2.2 L'arbitraire, prohibé par l'art. 9 Cst., ne résulte pas du seul fait qu'une autre solution pourrait entrer en considération ou même qu'elle serait préférable; le Tribunal fédéral ne s'écarte de la solution retenue en dernière instance cantonale que si elle est manifestement insoutenable, méconnaît gravement une norme ou un principe juridique clair et indiscuté ou si elle heurte de manière choquante le sentiment de la justice ou de l'équité. Il ne suffit pas que la motivation de la décision soit insoutenable; encore faut-il qu'elle soit arbitraire dans son résultat (ATF 132 I 13 consid. 5.1 p. 17; 131 I 217 consid. 2.1 p. 219, 57 consid. 2 p. 61; 129 I 173 consid. 3.1 p. 178).
 
2.3
 
Le séquestre pénal est une mesure conservatoire provisoire destinée à préserver les objets ou valeurs que le juge du fond pourrait être amené à confisquer ou qui pourraient servir à l'exécution d'une créance compensatrice. En l'espèce, l'arrêt cantonal est fondé sur l'art. 223 CPP/VD, disposition selon laquelle le juge a le droit de séquestrer tout ce qui peut avoir servi ou avoir été destiné à commettre l'infraction, tout ce qui paraît en avoir été le produit ainsi que tout ce qui peut concourir à la manifestation de la vérité.

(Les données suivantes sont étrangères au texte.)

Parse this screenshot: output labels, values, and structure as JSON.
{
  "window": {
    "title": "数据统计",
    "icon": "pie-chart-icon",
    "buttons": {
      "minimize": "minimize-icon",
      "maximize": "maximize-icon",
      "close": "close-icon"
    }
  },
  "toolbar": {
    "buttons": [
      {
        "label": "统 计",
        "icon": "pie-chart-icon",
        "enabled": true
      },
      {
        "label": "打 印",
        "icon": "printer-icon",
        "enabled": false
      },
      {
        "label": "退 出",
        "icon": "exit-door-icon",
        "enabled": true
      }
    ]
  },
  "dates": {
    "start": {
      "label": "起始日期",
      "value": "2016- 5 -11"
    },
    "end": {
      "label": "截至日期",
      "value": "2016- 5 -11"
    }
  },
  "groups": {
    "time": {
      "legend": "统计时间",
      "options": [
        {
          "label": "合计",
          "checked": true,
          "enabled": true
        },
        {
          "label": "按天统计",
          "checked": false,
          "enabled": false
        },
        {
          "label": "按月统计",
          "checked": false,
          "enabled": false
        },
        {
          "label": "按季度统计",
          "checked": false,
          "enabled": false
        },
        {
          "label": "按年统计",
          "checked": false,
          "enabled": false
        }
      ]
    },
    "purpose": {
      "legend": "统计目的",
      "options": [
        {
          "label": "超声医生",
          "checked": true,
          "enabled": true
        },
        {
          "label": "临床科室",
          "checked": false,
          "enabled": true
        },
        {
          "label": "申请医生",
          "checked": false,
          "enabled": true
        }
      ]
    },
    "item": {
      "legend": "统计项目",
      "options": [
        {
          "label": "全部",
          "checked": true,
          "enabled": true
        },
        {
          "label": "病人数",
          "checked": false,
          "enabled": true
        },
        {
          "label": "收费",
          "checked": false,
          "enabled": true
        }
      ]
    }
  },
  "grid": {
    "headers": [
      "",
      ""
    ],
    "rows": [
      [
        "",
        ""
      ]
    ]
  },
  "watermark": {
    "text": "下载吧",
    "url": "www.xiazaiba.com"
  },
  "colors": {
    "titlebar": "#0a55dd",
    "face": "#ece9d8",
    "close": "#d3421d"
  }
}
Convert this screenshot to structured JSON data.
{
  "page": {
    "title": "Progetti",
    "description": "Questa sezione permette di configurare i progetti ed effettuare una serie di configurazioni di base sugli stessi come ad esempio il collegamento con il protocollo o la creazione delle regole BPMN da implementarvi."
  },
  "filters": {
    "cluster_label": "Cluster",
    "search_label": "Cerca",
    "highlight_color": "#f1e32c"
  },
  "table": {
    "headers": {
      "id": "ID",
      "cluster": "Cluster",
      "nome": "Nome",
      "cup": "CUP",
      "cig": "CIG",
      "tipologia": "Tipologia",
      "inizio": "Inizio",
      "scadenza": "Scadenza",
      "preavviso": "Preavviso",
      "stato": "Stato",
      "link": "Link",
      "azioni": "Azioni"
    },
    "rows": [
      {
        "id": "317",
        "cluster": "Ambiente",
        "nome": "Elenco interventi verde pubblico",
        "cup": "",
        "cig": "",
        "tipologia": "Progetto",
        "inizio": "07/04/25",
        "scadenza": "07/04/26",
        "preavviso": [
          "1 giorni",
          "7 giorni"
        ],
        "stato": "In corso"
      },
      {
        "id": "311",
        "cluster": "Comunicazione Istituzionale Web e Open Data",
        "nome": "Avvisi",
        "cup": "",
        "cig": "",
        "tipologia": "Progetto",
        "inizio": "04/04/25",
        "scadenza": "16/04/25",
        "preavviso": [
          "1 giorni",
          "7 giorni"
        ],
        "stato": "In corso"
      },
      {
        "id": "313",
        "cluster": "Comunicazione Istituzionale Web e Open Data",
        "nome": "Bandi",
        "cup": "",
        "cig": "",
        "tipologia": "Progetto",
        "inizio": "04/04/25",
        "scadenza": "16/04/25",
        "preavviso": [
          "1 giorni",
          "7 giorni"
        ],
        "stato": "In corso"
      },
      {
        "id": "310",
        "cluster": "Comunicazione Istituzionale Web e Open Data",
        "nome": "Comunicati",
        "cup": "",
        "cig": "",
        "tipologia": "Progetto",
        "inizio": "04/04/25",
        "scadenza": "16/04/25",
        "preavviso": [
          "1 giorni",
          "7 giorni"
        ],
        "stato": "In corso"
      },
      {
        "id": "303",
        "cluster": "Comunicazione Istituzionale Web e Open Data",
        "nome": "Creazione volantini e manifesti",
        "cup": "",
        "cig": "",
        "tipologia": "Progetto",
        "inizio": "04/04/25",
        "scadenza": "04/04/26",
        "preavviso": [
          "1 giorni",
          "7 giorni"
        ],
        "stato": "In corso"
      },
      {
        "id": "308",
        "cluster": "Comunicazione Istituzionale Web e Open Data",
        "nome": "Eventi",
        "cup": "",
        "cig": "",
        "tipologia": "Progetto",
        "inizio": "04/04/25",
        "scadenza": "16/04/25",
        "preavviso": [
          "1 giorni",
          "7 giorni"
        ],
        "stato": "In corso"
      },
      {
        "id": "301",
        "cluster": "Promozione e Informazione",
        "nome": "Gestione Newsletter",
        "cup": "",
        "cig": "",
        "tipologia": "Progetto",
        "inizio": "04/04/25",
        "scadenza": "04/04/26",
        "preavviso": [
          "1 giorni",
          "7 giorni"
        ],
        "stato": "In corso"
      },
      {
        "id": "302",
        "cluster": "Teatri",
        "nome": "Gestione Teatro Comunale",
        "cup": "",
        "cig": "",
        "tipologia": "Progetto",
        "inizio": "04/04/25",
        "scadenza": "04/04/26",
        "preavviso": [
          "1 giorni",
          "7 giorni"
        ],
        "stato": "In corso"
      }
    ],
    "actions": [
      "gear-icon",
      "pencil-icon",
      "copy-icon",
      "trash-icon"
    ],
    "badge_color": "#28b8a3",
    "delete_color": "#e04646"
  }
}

En l'occurrence, il s'agit de la saisie conservatoire du produit présumé de l'infraction (producta sceleris). Comme cela ressort du texte de l'art. 223 CPP/VD, une telle mesure est fondée sur la vraisemblance; elle porte sur des objets dont on peut admettre, prima facie, qu'ils pourront être confisqués en application du droit pénal fédéral (cf. Piquerez, Commentaire du Code de procédure pénale jurassien p. 555; voir aussi SJ 1990 p. 443). Une simple probabilité suffit car, à l'instar de toute mesure provisionnelle, la saisie se rapporte à des prétentions encore incertaines; en outre, le juge doit pouvoir décider rapidement du séquestre provisoire, ce qui exclut qu'il résolve des questions juridiques complexes ou qu'il attende d'être renseigné de manière exacte et complète sur les faits avant d'agir (ATF 116 Ib 96 consid. 3a p. 99; 103 Ia 8 consid. III/1c p. 13; 101 Ia 325 consid. 2c p. 327). Le séquestre pénal se justifie aussi longtemps que subsiste une probabilité de confiscation (SJ 1994 p. 90 et 102).
 
2.4 En l'occurrence, les recourantes ne contestent pas que le montant des sommes détournées s'élève à quelque 145'000 fr., et non à 38'400 fr. comme l'a estimé le Président. Il n'est pas contesté non plus que les deux sociétés ont été créées par l'accusé au moyen de ses propres fonds. Il n'est donc nullement arbitraire de retenir qu'il existe une unité économique entre les sociétés et leur actionnaire unique, lequel dispose d'un large pouvoir de gestion sur les sociétés recourantes et peut librement disposer des biens et valeurs saisis. Cela permet d'envisager une application des art. 70 ou 71 CP, et de considérer que les biens séquestrés appartiennent effectivement "à la personne concernée" au sens de l'art. 71 al. 3 CP. Les recourantes n'exposent pas en quoi les aspects civils du litige empêcheraient le prononcé de mesures provisoires. L'arrêt attaqué n'a par conséquent rien d'arbitraire.
 
3.
 
Le recours doit par conséquent être rejeté, aux frais de ses auteurs (art. 66 al. 1 LTF). Conformément à l'art. 68 al. 1 LTF, une indemnité de dépens est allouée aux intimés D.________ et E.________, à la charge solidaire des recourantes.
 
Par ces motifs, le Tribunal fédéral prononce:
 
1.
 
Le recours est rejeté.
 
2.
 
Les frais judiciaires, arrêtés à 2000 fr., sont mis à la charge des recourantes.
 
3.
 
Une indemnité de dépens de 1500 fr. est allouée aux intimés D.________ et E.________, à la charge solidaire des recourantes.
 
4.
 
Le présent arrêt est communiqué aux mandataires des parties, au Ministère public et au Tribunal d'accusation du Tribunal cantonal du canton de Vaud.
 
Lausanne, le 26 mars 2008
 
Au nom de la Ire Cour de droit public
 
du Tribunal fédéral suisse
 
Le Président: Le Greffier:
 
Féraud Kurz
 
© 1994-2020 Das Fallrecht (DFR).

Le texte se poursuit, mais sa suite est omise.